Can you confirm that:
• edits are limited to ns0 (cuc_namespace = 0)
• you’re applying a 30-day look-back window for each day excluding the first 30 days in cu_changes
• you’re filtering out bots using a union of user_group = ‘bot’ and Erik’s manually compiled list of bots (data/erikZ.bots)
• you are not applying the countable page and content namespace filters
• the caveat about overcounting users editing from multiple countries still applies (it looks like it does given that the data is generated by counts aggregated by country / date / project stored in the staging DB)
• edits to redirect pages are included
Geolookup issues
What happens to unresolved IP addresses? I’ve been told by a number of folks that the geoip DB had several issues lately, meaning that the volume of IPs that do not resolve to a specific country may have changed over time. How likely do you think is the possibility of artifacts in the data, inflating or deflating 5+ counts?
Anomalies in the data
Are the anomalies in series such as enwiki (for example, the one starting on 2013-01-09) caused by geoip issues or by temporary disruptions in the job that runs the geowiki script?

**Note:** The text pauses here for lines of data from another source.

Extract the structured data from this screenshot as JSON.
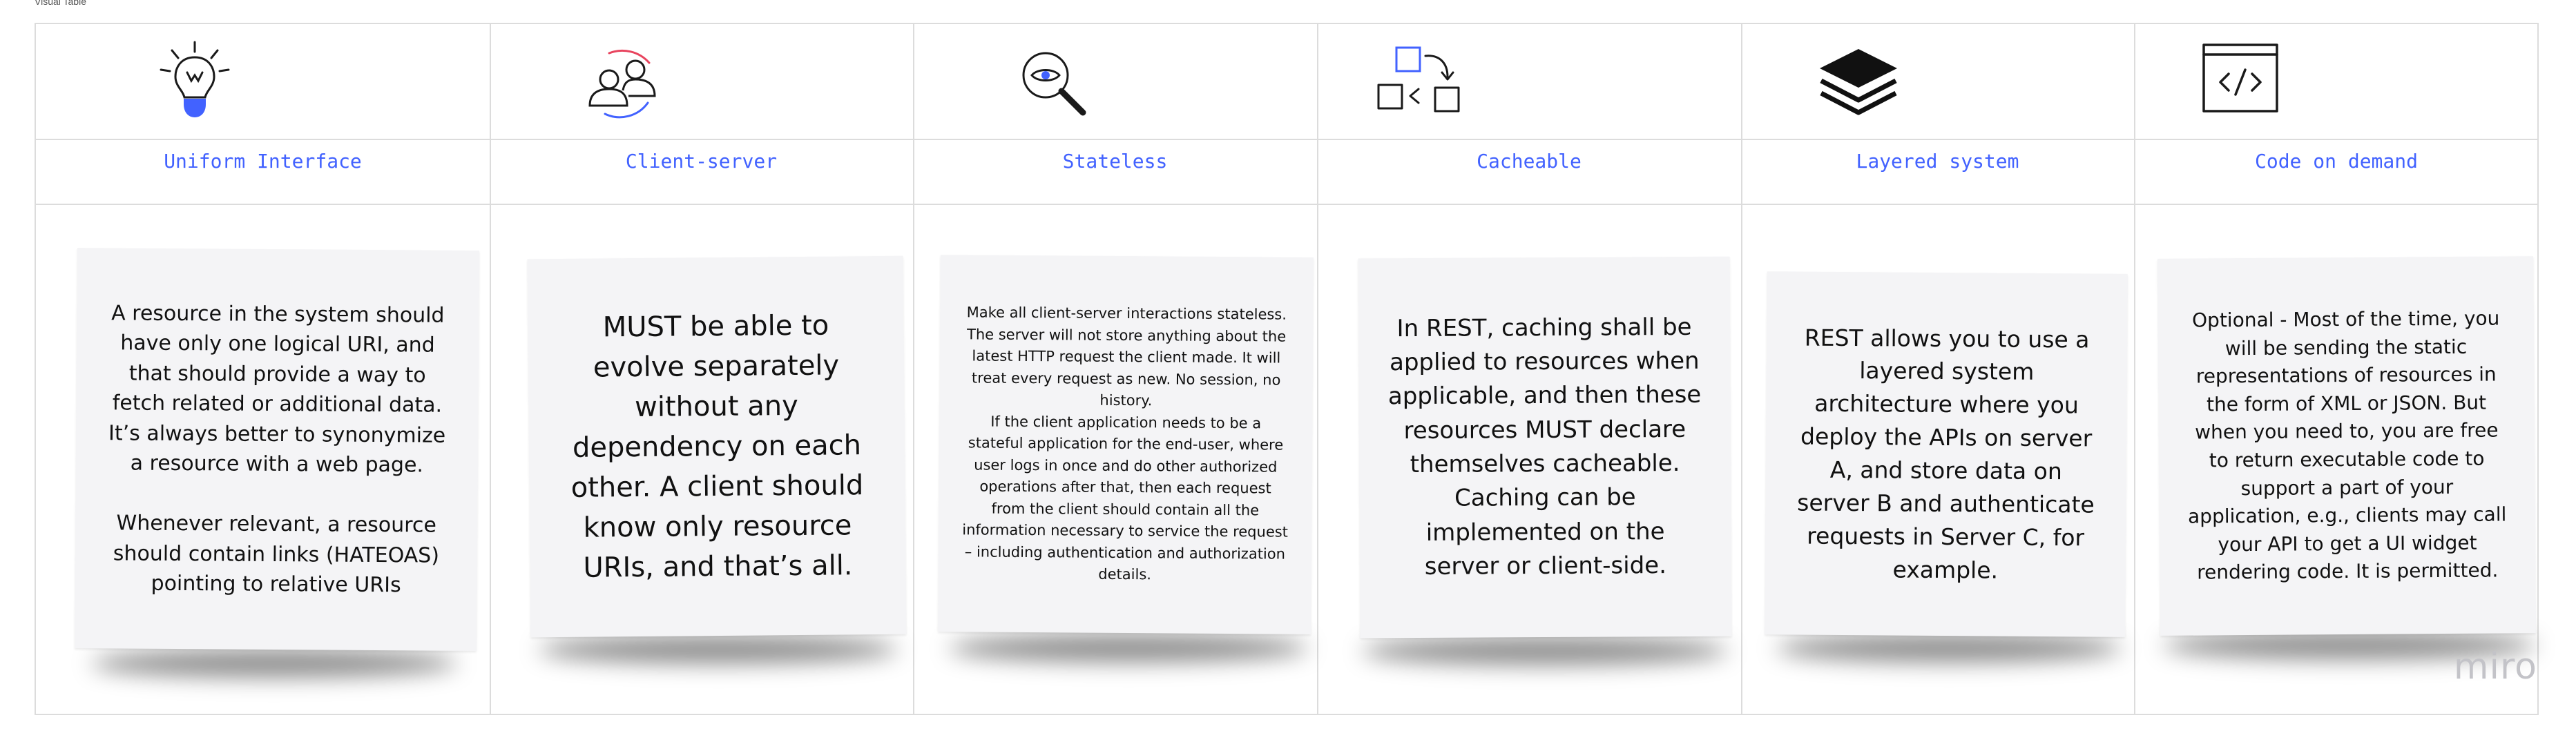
{
  "board": {
    "caption": "Visual Table",
    "watermark": "miro"
  },
  "colors": {
    "accent": "#4262ff",
    "stroke": "#1a1a1a",
    "note_bg": "#f4f4f6",
    "grid": "#dcdcdc"
  },
  "columns": [
    {
      "icon": "lightbulb-icon",
      "title": "Uniform Interface",
      "text": "A resource in the system should have only one logical URI, and that should provide a way to fetch related or additional data. It’s always better to synonymize a resource with a web page.\n\nWhenever relevant, a resource should contain links (HATEOAS) pointing to relative URIs"
    },
    {
      "icon": "users-icon",
      "title": "Client-server",
      "text": "MUST be able to evolve separately without any dependency on each other. A client should know only resource URIs, and that’s all."
    },
    {
      "icon": "magnifier-eye-icon",
      "title": "Stateless",
      "text": "Make all client-server interactions stateless. The server will not store anything about the latest HTTP request the client made. It will treat every request as new. No session, no history.\nIf the client application needs to be a stateful application for the end-user, where user logs in once and do other authorized operations after that, then each request from the client should contain all the information necessary to service the request – including authentication and authorization details."
    },
    {
      "icon": "cache-squares-icon",
      "title": "Cacheable",
      "text": "In REST, caching shall be applied to resources when applicable, and then these resources MUST declare themselves cacheable. Caching can be implemented on the server or client-side."
    },
    {
      "icon": "layers-icon",
      "title": "Layered system",
      "text": "REST allows you to use a layered system architecture where you deploy the APIs on server A, and store data on server B and authenticate requests in Server C, for example."
    },
    {
      "icon": "code-window-icon",
      "title": "Code on demand",
      "text": "Optional - Most of the time, you will be sending the static representations of resources in the form of XML or JSON. But when you need to, you are free to return executable code to support a part of your application, e.g., clients may call your API to get a UI widget rendering code. It is permitted."
    }
  ]
}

Longer term, if we’re not interested in country-level data, I think we should generate this data directly from the revision tables unless there’s a strong reason to use cu_changes (which I might be missing). This will avoid over-reporting due to multiple-country editor counting, avoid potential issues with changes in the geoip DB (like the unconfirmed ones that I mentioned above) and also make the whole data replicable (right now historical data from geowiki cannot be reproduced from scratch from the DBs, due to the 3-month lifecycle of cu_changes).